The consequence here is that more often than not is that things break in my computer and I have to reinstall everything again and again. Like as of late where Windows 11 decided to stop booting and I said enough and installed Linux Mint to do some experiment, since Microsoft don’t seem to be taking their OS into a direction I feel comfortable using.
But my first foray with Linux was way back in 2010 at college, influenced by teachers who were passionate about the OS and it was when I learned about apt-get
and this idea of installing things through the command console. It was a neat idea that I never gave much thought until it became a burden to do the usual Windows thing of going to every website for each tool you needed to search for installation files, saving them on a Download folder, that old process that I have been doing since Windows 98 more or less. I wanted to automate things.

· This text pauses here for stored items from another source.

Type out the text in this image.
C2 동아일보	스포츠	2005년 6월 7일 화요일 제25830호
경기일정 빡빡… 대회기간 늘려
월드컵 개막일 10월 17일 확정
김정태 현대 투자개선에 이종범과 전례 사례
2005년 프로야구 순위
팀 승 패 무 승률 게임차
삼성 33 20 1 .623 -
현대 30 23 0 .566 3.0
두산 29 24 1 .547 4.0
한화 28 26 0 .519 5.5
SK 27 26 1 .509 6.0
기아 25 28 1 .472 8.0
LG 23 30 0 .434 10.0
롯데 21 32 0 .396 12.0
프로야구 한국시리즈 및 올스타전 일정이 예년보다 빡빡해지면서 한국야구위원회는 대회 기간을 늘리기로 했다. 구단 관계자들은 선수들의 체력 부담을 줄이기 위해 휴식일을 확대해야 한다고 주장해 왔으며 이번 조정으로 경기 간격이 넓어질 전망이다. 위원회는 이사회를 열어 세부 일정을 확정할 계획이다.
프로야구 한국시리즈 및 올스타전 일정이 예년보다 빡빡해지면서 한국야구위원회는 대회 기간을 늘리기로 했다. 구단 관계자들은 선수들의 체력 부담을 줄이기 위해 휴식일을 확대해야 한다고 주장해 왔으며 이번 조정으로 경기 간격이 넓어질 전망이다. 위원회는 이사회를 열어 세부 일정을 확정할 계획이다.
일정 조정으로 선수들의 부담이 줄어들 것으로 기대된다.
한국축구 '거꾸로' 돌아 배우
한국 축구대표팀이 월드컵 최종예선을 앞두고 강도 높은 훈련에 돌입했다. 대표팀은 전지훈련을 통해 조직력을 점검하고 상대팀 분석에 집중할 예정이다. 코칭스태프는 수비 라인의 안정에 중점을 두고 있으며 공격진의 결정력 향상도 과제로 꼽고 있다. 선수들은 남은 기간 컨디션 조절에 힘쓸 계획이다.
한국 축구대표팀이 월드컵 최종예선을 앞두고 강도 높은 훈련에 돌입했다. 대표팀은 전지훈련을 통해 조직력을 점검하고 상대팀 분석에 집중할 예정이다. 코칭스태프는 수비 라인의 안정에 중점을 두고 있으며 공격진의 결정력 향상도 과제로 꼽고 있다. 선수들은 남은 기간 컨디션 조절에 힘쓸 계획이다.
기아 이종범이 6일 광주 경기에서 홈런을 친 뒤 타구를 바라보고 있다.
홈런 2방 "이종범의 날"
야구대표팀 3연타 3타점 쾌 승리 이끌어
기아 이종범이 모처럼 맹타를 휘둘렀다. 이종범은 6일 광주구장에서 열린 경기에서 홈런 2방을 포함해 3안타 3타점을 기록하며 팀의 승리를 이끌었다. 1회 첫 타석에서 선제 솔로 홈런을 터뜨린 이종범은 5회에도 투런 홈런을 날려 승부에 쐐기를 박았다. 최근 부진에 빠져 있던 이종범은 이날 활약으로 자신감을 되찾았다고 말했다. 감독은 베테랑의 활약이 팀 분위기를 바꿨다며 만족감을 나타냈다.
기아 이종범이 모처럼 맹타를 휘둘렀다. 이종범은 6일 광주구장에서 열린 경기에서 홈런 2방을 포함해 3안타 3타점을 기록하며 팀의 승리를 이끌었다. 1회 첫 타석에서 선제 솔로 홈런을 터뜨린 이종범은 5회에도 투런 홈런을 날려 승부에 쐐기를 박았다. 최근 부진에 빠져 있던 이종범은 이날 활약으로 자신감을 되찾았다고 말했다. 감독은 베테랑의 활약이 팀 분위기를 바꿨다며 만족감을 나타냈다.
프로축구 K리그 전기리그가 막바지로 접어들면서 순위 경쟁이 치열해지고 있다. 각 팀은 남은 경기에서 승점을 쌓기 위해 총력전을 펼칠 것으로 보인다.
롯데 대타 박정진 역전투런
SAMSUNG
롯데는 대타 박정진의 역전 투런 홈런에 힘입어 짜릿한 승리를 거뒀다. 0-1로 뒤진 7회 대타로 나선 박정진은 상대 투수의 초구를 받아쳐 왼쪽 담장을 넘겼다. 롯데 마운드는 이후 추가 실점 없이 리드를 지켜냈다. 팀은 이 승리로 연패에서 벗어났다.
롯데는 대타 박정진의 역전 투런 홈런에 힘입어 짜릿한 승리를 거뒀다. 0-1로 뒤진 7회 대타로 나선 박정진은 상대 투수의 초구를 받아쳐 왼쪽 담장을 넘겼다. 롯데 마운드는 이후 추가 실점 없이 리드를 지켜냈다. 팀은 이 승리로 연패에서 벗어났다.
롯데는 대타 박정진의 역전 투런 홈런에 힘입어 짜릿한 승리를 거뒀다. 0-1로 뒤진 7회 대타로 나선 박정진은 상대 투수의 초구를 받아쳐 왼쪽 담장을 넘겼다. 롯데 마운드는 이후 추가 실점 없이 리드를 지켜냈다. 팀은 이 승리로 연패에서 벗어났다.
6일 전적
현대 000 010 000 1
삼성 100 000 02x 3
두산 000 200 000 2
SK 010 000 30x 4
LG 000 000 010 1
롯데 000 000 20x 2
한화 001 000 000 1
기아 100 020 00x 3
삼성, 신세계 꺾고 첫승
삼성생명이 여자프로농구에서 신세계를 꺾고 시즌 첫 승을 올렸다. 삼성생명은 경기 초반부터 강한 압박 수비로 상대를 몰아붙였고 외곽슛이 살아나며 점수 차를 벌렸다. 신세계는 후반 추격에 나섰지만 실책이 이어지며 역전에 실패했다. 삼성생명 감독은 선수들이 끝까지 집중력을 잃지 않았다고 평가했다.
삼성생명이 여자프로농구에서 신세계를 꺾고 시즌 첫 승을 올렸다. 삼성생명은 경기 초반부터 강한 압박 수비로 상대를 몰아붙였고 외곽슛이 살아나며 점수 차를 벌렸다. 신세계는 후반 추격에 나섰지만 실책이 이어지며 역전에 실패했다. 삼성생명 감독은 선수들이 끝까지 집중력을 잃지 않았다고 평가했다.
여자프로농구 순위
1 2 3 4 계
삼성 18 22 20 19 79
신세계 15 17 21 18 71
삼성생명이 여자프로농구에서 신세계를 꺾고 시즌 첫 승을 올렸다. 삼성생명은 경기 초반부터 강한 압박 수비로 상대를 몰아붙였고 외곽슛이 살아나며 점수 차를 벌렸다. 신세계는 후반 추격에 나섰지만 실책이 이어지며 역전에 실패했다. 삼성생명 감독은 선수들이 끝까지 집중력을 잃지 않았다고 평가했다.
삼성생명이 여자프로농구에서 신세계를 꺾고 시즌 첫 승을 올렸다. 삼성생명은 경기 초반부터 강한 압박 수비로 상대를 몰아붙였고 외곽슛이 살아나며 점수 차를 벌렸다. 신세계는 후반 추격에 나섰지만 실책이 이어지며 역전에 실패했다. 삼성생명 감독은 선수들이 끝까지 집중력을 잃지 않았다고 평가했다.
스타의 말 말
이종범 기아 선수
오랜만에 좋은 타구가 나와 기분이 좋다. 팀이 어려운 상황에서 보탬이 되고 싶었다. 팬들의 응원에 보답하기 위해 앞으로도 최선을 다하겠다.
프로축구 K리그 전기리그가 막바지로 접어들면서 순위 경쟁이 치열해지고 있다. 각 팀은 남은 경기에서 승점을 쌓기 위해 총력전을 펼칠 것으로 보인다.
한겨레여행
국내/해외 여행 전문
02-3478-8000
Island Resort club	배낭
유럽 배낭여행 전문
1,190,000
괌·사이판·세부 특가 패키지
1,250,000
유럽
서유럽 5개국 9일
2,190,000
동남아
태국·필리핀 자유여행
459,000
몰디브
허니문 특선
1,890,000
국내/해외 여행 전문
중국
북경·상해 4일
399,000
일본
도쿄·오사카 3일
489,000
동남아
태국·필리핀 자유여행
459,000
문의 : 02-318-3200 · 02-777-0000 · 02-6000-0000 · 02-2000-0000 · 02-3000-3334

My first experience like that in Windows was with Chocolatey. It’s a package manager that I quickly grew frustrated with because of the verbosity with Powershell during the installation and I remember having problems with finding packages, random errors and whatnot. Pardon me if something is incorrect here, there must be a reason why I switch to this next contender.
After that it came Scoop. I think the best thing about Scoop really is the premise of installing portable apps, althought it has some drabacks I will get into later. But although it took me a while to rely solely on it after using Chocolatey less and less, it was easy to get used to something that didn’t leave much garbage on the system, as Windows programs often do. Packages often had the most recent version and a lot of open-source software I really like to use for basic things like image viewing (nomacs), Media Player Classic, VLC and some others.

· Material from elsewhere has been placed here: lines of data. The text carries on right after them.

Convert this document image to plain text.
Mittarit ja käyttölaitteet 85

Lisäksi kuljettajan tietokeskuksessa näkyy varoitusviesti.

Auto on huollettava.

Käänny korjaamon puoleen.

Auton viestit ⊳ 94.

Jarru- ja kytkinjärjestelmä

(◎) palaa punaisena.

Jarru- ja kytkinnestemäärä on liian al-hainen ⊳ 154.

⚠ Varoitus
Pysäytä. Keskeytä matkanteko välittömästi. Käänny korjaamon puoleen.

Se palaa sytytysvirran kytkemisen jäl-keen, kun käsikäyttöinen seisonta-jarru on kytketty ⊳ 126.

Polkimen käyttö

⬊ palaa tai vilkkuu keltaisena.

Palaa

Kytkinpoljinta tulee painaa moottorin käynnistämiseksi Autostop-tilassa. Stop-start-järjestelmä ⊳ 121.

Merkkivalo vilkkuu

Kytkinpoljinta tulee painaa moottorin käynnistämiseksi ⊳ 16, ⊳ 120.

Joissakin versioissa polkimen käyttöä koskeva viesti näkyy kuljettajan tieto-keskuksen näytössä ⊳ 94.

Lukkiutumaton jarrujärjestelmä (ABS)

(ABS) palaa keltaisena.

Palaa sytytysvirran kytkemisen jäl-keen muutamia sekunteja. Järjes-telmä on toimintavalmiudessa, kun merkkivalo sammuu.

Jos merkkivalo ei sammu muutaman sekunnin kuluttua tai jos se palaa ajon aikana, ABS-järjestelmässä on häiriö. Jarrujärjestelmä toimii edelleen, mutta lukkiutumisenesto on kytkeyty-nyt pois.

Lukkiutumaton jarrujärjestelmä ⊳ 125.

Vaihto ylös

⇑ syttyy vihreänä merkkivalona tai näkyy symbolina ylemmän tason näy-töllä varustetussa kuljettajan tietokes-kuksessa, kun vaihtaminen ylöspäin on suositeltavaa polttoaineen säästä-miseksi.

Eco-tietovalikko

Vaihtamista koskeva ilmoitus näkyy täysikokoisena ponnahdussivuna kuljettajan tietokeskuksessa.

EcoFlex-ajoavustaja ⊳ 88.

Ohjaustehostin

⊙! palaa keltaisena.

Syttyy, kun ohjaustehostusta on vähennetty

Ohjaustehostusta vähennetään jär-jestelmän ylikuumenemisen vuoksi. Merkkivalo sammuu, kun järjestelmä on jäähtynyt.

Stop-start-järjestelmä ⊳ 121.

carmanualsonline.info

Recently I found a problem with it though, specially for browsers, and I think it’s a problem with Windows actually.
You see, Scoop has this clever way of keeping track of your software version of your packages by having a shortcut file called current
that points to the folder of the most recent version. The problem is if you open the software and pin it into the taskbar, the taskbar will point not to the current
path but rather to the folder of the current version you are using. This is a major issue for stuff like my main browser because I like to have it pinned at the taskbar. For other stuff I have the habit of quicky hitting Super and typing the name of the app to search it, so it was something that went unnoticed for quite a while. But things changed.

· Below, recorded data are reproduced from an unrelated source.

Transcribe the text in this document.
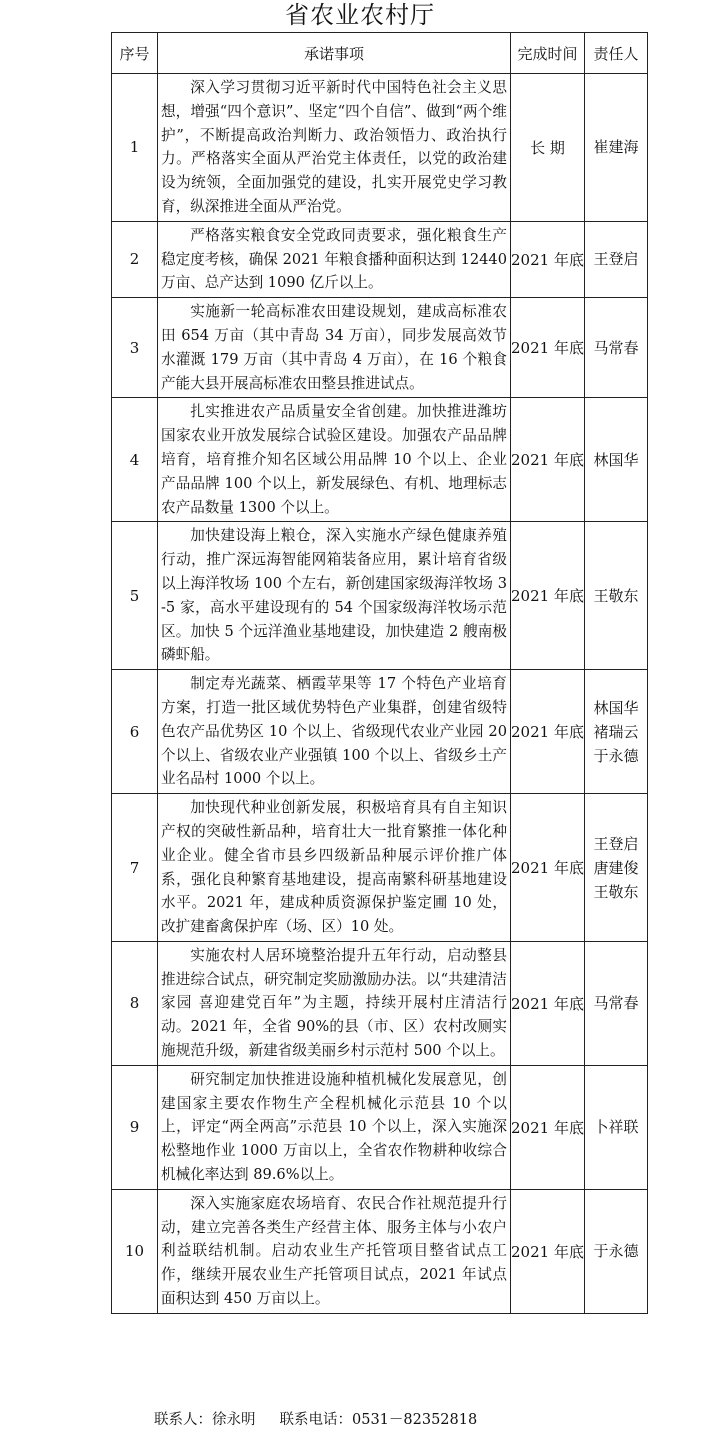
省农业农村厅
序号	承诺事项	完成时间	责任人
1	深入学习贯彻习近平新时代中国特色社会主义思想，增强“四个意识”、坚定“四个自信”、做到“两个维护”，不断提高政治判断力、政治领悟力、政治执行力。严格落实全面从严治党主体责任，以党的政治建设为统领，全面加强党的建设，扎实开展党史学习教育，纵深推进全面从严治党。	长 期	崔建海

2	严格落实粮食安全党政同责要求，强化粮食生产稳定度考核，确保 2021 年粮食播种面积达到 12440 万亩、总产达到 1090 亿斤以上。	2021 年底	王登启

3	实施新一轮高标准农田建设规划，建成高标准农田 654 万亩（其中青岛 34 万亩），同步发展高效节水灌溉 179 万亩（其中青岛 4 万亩），在 16 个粮食产能大县开展高标准农田整县推进试点。	2021 年底	马常春

4	扎实推进农产品质量安全省创建。加快推进潍坊国家农业开放发展综合试验区建设。加强农产品品牌培育，培育推介知名区域公用品牌 10 个以上、企业产品品牌 100 个以上，新发展绿色、有机、地理标志农产品数量 1300 个以上。	2021 年底	林国华

5	加快建设海上粮仓，深入实施水产绿色健康养殖行动，推广深远海智能网箱装备应用，累计培育省级以上海洋牧场 100 个左右，新创建国家级海洋牧场 3-5 家，高水平建设现有的 54 个国家级海洋牧场示范区。加快 5 个远洋渔业基地建设，加快建造 2 艘南极磷虾船。	2021 年底	王敬东

6	制定寿光蔬菜、栖霞苹果等 17 个特色产业培育方案，打造一批区域优势特色产业集群，创建省级特色农产品优势区 10 个以上、省级现代农业产业园 20 个以上、省级农业产业强镇 100 个以上、省级乡土产业名品村 1000 个以上。	2021 年底	林国华
褚瑞云
于永德

7	加快现代种业创新发展，积极培育具有自主知识产权的突破性新品种，培育壮大一批育繁推一体化种业企业。健全省市县乡四级新品种展示评价推广体系，强化良种繁育基地建设，提高南繁科研基地建设水平。2021 年，建成种质资源保护鉴定圃 10 处，改扩建畜禽保护库（场、区）10 处。	2021 年底	王登启
唐建俊
王敬东

8	实施农村人居环境整治提升五年行动，启动整县推进综合试点，研究制定奖励激励办法。以“共建清洁家园 喜迎建党百年”为主题，持续开展村庄清洁行动。2021 年，全省 90%的县（市、区）农村改厕实施规范升级，新建省级美丽乡村示范村 500 个以上。	2021 年底	马常春

9	研究制定加快推进设施种植机械化发展意见，创建国家主要农作物生产全程机械化示范县 10 个以上，评定“两全两高”示范县 10 个以上，深入实施深松整地作业 1000 万亩以上，全省农作物耕种收综合机械化率达到 89.6%以上。	2021 年底	卜祥联

10	深入实施家庭农场培育、农民合作社规范提升行动，建立完善各类生产经营主体、服务主体与小农户利益联结机制。启动农业生产托管项目整省试点工作，继续开展农业生产托管项目试点，2021 年试点面积达到 450 万亩以上。	2021 年底	于永德
联系人：徐永明 联系电话：0531－82352818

Microsoft has released a few years back winget
, a tool that many still don’t know (and have some controversy behind it’s original creator) and pretty much makes Windows a way more comfortable OS for power users. The list of repositories includes many popular open source projects, alongside the ones from Microsoft Store. The last is specially good for installing stuff like Visual Studio Code. It’s very simple to use and although the packages are sadly verbose (VS Code name is Microsoft.VisualStudioCode) which are more annyoing than typing scoop install vscode
, you can have apps actually installed instead of portable ones to cover these cases I mentioned above. There’s a high chance it could take over scoop
completely on my workflow. My new fresh install of Windows 10 LTSC only has winget
and so far I’m satisfied with it because it keeps tracks of the apps updates. It’s a tool that integrates well with the way Windows works with installations, unlike scoop
that just have a few links on your personal folder. That’s not a criticism on scoop
though, it’s by design and the way I liked it, I just wish there was some way around the issue of pinning shortcuts on the taskbar. It’s partially my fault for not looking deeper in that issue either.
Anyway, any of these three options completely improved my Windows experience and it’s something I recommend anyone experimenting with.